©Newsoftogo-(Lomé, le 15 janvier 2023)-Au cours de la dernière semaine avant la fin de l’année 2023, une vidéo de l’élève Afanvi a circulé sur les réseaux sociaux, le montrant tenant des propos déplacés dans une salle de classe en présence d’un professeur. Cette vidéo de 17 secondes va mettre en péril l’avenir de cet enfant.
Les jours qui précèdent ceux des congés dans la plupart des établissements scolaires primaires, secondaires, dans les lycées et même sur les campus sont des moments de joie pour les élèves qui se réjouissent de diverses manières malgré qu’ils ne soient pas encore en congés. Et les heures des professeurs qui ont terminé leurs programmes du trimestre sont pour la plupart des temps libres. C’est au cours de ces moments d’euphorie que l’élève Afanvi a choisi, malgré la présence d’un professeur, de faire une vidéo dont le contenu frise le ridicule.
Postée premièrement dans un groupe d’élèves du même lycée, la vidéo s’est rapidement propagée sur les réseaux sociaux et est devenue très virale avant la célébration de Noël. Déjà le 26 décembre, les acteurs de l’éducation de la région de la Kara ont pris à bras-le-corps le sujet. Le 29 décembre 2022, par la décision N° 1903/22/DRE- KA, un conseil de discipline a été mis en place pour statuer sur le sujet.
DECISION DU CONSEIL DE DISCIPLINE
Suite aux travaux menés par les membres du conseil de discipline, il a été décidé purement et simplement l’exclusion de l’élève en question de tous les établissements de la région.
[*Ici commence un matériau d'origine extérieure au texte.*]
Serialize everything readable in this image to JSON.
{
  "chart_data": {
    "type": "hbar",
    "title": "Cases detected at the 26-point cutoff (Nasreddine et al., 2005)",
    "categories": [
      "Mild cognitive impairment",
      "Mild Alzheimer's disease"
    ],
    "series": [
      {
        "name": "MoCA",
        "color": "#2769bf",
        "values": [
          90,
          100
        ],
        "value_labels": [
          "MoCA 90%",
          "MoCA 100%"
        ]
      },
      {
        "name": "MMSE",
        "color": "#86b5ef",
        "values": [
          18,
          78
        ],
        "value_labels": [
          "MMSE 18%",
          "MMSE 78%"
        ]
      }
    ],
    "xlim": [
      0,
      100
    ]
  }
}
Décision signée par M. Kodjo GNONEGUE, Directeur Régional de l’Education de la Kara. Il est suivi dans la foulée par son collègue de la région des Plateaux. Pour le moment, aucune décision des autres régions.
Pour certains, cette décision est de trop, même s’il est vrai que l’élève a commis l’erreur de tenir des propos discourtois en plein cours et en présence du professeur. C’est irrationnel et irréfléchi. Mais il est important d’écouter l’enfant et découvrir ce qui l’a poussé à poser un tel acte qui porte atteinte à son avenir.
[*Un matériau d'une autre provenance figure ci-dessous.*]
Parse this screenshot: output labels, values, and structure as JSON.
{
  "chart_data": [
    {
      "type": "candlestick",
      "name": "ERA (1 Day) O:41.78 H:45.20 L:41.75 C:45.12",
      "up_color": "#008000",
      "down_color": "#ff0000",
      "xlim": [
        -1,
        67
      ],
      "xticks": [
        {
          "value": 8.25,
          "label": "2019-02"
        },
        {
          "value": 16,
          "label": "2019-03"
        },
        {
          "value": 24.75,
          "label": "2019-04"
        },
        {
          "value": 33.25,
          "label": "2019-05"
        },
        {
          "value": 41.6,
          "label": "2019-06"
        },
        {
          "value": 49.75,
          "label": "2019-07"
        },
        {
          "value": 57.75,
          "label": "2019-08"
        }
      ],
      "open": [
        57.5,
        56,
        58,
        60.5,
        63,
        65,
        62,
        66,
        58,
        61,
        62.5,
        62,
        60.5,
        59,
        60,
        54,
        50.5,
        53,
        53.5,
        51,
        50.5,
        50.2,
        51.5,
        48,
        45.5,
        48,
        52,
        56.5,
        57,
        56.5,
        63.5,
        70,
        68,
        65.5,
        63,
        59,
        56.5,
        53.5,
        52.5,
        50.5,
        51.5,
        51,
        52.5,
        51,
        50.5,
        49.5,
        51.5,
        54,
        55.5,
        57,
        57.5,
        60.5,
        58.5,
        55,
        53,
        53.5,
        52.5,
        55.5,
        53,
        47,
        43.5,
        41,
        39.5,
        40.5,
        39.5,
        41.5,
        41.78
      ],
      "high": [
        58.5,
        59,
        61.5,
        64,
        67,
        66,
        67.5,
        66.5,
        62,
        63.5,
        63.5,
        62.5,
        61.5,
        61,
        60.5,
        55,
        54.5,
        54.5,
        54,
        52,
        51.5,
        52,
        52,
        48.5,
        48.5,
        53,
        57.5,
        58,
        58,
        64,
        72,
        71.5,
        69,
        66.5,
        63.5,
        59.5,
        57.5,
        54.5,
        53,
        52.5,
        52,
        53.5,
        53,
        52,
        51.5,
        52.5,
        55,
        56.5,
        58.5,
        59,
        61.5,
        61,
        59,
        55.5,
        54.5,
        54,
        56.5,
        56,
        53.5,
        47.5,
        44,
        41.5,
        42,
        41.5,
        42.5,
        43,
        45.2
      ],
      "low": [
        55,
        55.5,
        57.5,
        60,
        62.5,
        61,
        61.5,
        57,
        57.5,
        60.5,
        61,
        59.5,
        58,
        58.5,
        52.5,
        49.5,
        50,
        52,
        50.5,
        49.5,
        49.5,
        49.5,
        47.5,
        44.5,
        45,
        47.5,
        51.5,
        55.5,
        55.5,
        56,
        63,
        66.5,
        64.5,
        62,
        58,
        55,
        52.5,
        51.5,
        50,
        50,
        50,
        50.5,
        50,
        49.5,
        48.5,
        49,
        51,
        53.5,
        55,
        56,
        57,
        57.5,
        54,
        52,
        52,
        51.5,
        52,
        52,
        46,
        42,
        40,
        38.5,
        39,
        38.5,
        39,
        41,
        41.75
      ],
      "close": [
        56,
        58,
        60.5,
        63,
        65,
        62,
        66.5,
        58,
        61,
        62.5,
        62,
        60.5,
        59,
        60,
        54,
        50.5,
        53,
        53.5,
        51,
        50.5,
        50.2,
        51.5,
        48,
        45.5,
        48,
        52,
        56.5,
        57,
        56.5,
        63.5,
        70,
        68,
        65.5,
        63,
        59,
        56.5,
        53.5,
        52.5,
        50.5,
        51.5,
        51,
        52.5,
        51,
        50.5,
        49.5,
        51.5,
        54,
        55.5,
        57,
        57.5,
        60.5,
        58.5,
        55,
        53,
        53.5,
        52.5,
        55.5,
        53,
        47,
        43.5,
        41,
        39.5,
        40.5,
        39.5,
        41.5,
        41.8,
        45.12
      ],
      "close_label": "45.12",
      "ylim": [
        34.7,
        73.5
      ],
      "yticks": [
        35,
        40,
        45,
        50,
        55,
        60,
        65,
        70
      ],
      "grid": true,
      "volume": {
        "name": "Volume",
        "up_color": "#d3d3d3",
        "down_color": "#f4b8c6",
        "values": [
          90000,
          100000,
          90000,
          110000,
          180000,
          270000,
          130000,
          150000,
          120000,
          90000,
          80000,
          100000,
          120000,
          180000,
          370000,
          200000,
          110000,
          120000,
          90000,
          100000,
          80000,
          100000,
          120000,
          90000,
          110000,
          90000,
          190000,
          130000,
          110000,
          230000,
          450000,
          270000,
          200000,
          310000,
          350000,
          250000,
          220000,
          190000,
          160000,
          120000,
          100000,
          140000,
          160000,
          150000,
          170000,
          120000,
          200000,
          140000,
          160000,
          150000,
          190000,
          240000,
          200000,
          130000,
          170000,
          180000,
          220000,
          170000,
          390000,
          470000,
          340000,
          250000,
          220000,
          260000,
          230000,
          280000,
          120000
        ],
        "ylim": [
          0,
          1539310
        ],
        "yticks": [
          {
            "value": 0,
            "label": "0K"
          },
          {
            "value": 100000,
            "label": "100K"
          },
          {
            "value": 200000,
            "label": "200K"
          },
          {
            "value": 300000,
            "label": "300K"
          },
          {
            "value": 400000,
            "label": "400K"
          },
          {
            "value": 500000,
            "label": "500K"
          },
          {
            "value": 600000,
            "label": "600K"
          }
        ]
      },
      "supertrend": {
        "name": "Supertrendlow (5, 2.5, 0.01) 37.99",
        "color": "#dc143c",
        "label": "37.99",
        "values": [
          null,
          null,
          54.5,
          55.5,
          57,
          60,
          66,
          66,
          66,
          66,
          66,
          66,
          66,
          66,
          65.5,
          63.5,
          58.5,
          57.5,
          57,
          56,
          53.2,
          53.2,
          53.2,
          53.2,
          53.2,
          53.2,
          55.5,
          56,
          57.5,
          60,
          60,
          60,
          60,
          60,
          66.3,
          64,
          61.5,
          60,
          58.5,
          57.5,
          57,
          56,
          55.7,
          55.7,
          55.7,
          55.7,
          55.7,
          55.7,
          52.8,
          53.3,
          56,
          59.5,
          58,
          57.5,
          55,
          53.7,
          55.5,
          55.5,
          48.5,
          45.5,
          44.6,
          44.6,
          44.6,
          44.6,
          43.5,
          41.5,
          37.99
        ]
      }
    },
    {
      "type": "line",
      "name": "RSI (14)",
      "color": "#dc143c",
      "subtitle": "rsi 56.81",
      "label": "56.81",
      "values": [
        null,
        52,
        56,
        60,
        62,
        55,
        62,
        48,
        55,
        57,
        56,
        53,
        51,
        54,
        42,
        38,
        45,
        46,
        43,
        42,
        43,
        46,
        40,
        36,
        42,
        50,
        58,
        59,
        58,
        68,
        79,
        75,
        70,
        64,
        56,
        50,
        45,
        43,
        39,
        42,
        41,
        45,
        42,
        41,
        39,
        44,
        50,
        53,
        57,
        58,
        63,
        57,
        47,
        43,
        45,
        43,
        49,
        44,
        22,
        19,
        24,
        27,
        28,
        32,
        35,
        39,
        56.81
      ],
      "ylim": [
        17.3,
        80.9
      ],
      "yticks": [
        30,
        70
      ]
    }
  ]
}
Toutes conscience est consciente de quelque chose, nous dit la philosophie. Ce comportement n’est pas anodin. Face à cette situation, il fallait impliquer les pédagogues, les conseillers pédagogiques et creuser à fond avant de prendre toute décision. C’est comme si cet enfant est abandonné. Mais c’est le moment où il a le plus besoin des acteurs de l’éducation. La solution n’est pas de l’exclure. Le sens profond de l’éducation, c’est de permettre à tout le monde de s’adapter. Cet enfant a un comportement inadapté, il faut l’adapter par l’éducation ; ne pas le faire, c’est ôter à l’éducation son sens essence.
« L’exclusion de cet élève pour mauvaise conduite à l’école dénature le sens pédagogique du mot éduquer », nous dira Bouraila Naboudja, professeur de philosophie. Et pour renchérir, le Directeur de publication du journal FLAMBEAU des Démocrates plaide en faveur de cet élève en ces termes : « L’élève ne s’est certes pas bien comporté par sa vidéo tournée en classe. Est-ce que ça mérite une sanction ? Oui. Une exclusion ? Non, Qui n’a pas une fois gaffé en classe ? Juste qu’à l’époque, il n’y avait pas les réseaux sociaux».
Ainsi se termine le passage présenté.